By addressing linear trajectory, it was found that the progression of multimorbidity was relatively slow at the beginning compared to the later stage. After the onset of the first chronic disease, it took more years for the subsequent disease to occur. Once the second disease emerges, the progression into other diseases tended to be faster. Therefore, more attention should be paid to preventing future disease development, particularly after the onset of the first chronic condition. Once it started, developing into multimorbidity would be faster and more difficult to prevent. In other words, prevention-focused strategies are more important and beneficial than treatment-focused strategies in controlling for chronic diseases development.
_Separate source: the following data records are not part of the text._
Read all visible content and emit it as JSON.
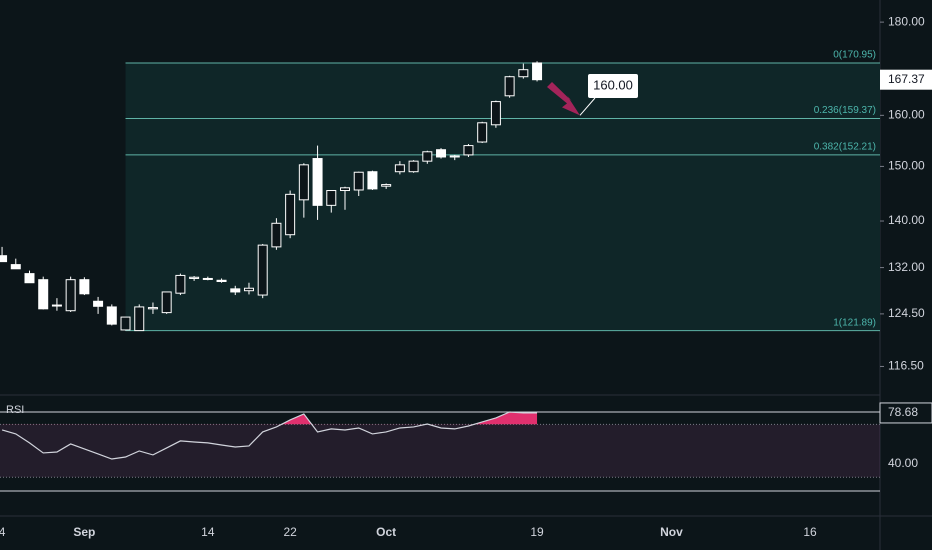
{
  "chart_data": [
    {
      "type": "candlestick",
      "x": [
        0,
        1,
        2,
        3,
        4,
        5,
        6,
        7,
        8,
        9,
        10,
        11,
        12,
        13,
        14,
        15,
        16,
        17,
        18,
        19,
        20,
        21,
        22,
        23,
        24,
        25,
        26,
        27,
        28,
        29,
        30,
        31,
        32,
        33,
        34,
        35,
        36,
        37,
        38,
        39
      ],
      "open": [
        134,
        132.5,
        131,
        130,
        125.8,
        125,
        130,
        126.5,
        125.6,
        122,
        121.9,
        125.3,
        124.7,
        127.8,
        130.2,
        130.2,
        129.9,
        128.5,
        128.2,
        127.5,
        135.5,
        137.6,
        143.8,
        151.5,
        142.8,
        145.5,
        145.6,
        149,
        146.3,
        149,
        149,
        151,
        153.2,
        151.8,
        152.2,
        154.7,
        158.1,
        164,
        168,
        170.95
      ],
      "high": [
        135.5,
        133.5,
        131.5,
        130.5,
        127,
        130.5,
        130.4,
        127.2,
        126,
        123.5,
        126,
        126.3,
        128,
        131,
        130.6,
        130.5,
        130.2,
        129,
        129.5,
        136,
        140.5,
        145.5,
        150.6,
        154,
        145.5,
        146.2,
        149,
        149.2,
        146.8,
        151,
        151.2,
        153,
        153.5,
        152.2,
        154.3,
        158.7,
        163,
        168.2,
        170.8,
        171.3
      ],
      "low": [
        133,
        131.8,
        129.5,
        125.2,
        125,
        124.8,
        127.5,
        124.5,
        122.7,
        121.9,
        121.9,
        124.5,
        124.5,
        127.5,
        129.8,
        129.9,
        129.5,
        127.5,
        127.6,
        127,
        135,
        137,
        140.6,
        140.2,
        141.5,
        142,
        144.5,
        145.6,
        145.8,
        148.5,
        148.8,
        150.5,
        151.5,
        151.2,
        151.8,
        154.5,
        157.5,
        163.6,
        167.6,
        167
      ],
      "close": [
        133,
        131.8,
        129.5,
        125.3,
        125.9,
        130,
        127.7,
        125.7,
        122.9,
        124,
        125.6,
        125.5,
        128,
        130.7,
        130.4,
        130.1,
        129.7,
        128,
        128.6,
        135.8,
        139.6,
        144.8,
        150.3,
        142.8,
        145.5,
        146,
        148.9,
        145.8,
        146.6,
        150.3,
        151,
        152.8,
        151.8,
        152,
        154,
        158.5,
        162.8,
        168,
        169.5,
        167.37
      ],
      "current_label": "167.37",
      "xlim": [
        -0.15,
        64
      ],
      "xticks": [
        {
          "value": 0,
          "label": "4"
        },
        {
          "value": 6,
          "label": "Sep"
        },
        {
          "value": 15,
          "label": "14"
        },
        {
          "value": 21,
          "label": "22"
        },
        {
          "value": 28,
          "label": "Oct"
        },
        {
          "value": 39,
          "label": "19"
        },
        {
          "value": 48.8,
          "label": "Nov"
        },
        {
          "value": 58.9,
          "label": "16"
        }
      ],
      "ylim": [
        112.8,
        185.1
      ],
      "log_scale": true,
      "yticks": [
        {
          "value": 116.5,
          "label": "116.50"
        },
        {
          "value": 124.5,
          "label": "124.50"
        },
        {
          "value": 132,
          "label": "132.00"
        },
        {
          "value": 140,
          "label": "140.00"
        },
        {
          "value": 150,
          "label": "150.00"
        },
        {
          "value": 160,
          "label": "160.00"
        },
        {
          "value": 180,
          "label": "180.00"
        }
      ],
      "fib_start": 9,
      "fib_levels": [
        {
          "value": 170.95,
          "label": "0(170.95)"
        },
        {
          "value": 159.37,
          "label": "0.236(159.37)"
        },
        {
          "value": 152.21,
          "label": "0.382(152.21)"
        },
        {
          "value": 121.89,
          "label": "1(121.89)"
        }
      ],
      "annotation": {
        "value": 160,
        "label": "160.00"
      },
      "color": "#ffffff",
      "grid": true
    },
    {
      "type": "line",
      "title": "RSI",
      "x": [
        0,
        1,
        2,
        3,
        4,
        5,
        6,
        7,
        8,
        9,
        10,
        11,
        12,
        13,
        14,
        15,
        16,
        17,
        18,
        19,
        20,
        21,
        22,
        23,
        24,
        25,
        26,
        27,
        28,
        29,
        30,
        31,
        32,
        33,
        34,
        35,
        36,
        37,
        38,
        39
      ],
      "values": [
        65.8,
        62.8,
        56,
        48.4,
        49.1,
        55.2,
        51.4,
        47.6,
        43.8,
        45.3,
        49.9,
        46.9,
        52.2,
        57.5,
        56.7,
        56,
        54.4,
        52.9,
        53.7,
        64.3,
        68.1,
        73.4,
        77.9,
        64.3,
        66.6,
        65.8,
        67.3,
        62.8,
        64.3,
        67.3,
        68.1,
        70.3,
        67.3,
        66.6,
        68.8,
        71.9,
        74.9,
        79.4,
        78.7,
        78.68
      ],
      "value_labels": [
        null,
        null,
        null,
        null,
        null,
        null,
        null,
        null,
        null,
        null,
        null,
        null,
        null,
        null,
        null,
        null,
        null,
        null,
        null,
        null,
        null,
        null,
        null,
        null,
        null,
        null,
        null,
        null,
        null,
        null,
        null,
        null,
        null,
        null,
        null,
        null,
        null,
        null,
        null,
        "78.68"
      ],
      "color": "#d1d4dc",
      "overbought_color": "#e0306e",
      "band": [
        30,
        70
      ],
      "ylim": [
        18.8,
        88.5
      ],
      "yticks": [
        {
          "value": 40,
          "label": "40.00"
        }
      ]
    }
  ]
}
The findings help clarify the prevention priorities for multimorbidity in middle-aged and older people in China, and has practical implications for developing individualized prevention strategies to reduce the medical burden and improve the quality of life among patients with chronic conditions.

Our study is based on nationally representative cohort, representing the Chinese middle-aged and older people. Besides, temporal disease trajectory analysis is used to visualize pattern of chronic condition progression. Most importantly, our results can provide insights for the time window and the focus of chronic disease control service. There are also some limitations to be acknowledged. First, the small sample size in our study may limit the generalizability of the results to the wider population. We acknowledge that a larger population would allow for more statistical power. However, we have employed rigorous statistical analysis to ensure the validity of our results. In future research endeavors, sample size will be a primary consideration for us. Second, the prevalence of chronic diseases may have been affected by participants’ recall bias given the nature of self-report data. Future studies should consider including medical record into the analysis. Third, the entire follow-up periods have lasted for only seven years, which did not capture the occurrence of diseases with slow onset and complex causes. In addition, since only 14 common chronic diseases were included in the survey it is difficult to compare the results of studies from other countries. More chronic conditions should be included in future studies. At last, the classifications of diseases were broad. The aggregation of diverse diseases into 14 categories may obscure the nuanced understanding. It is important for future research to consider more granular disease classifications.

Conclusion

With the disease trajectory network analysis, we found that arthritis was the key disease that was prone to the occurrence and development of various other diseases. In addition, patients with heart diseases/ hypertension/ digestive disease/ dyslipidemia were under higher risk of developing other chronic conditions. The results highlighted that for patients with multimorbidity, early prevention can reduce the risks of developing chronic diseases with a poorer prognosis, such as stroke, MRD, and diabetes. By identifying the trajectory network of chronic disease, the results provided critical insights for developing early prevention and individualized service to better control the progression of multimorbidity among middle-aged and older adults, as well as reduce disease burden and improve their quality of life.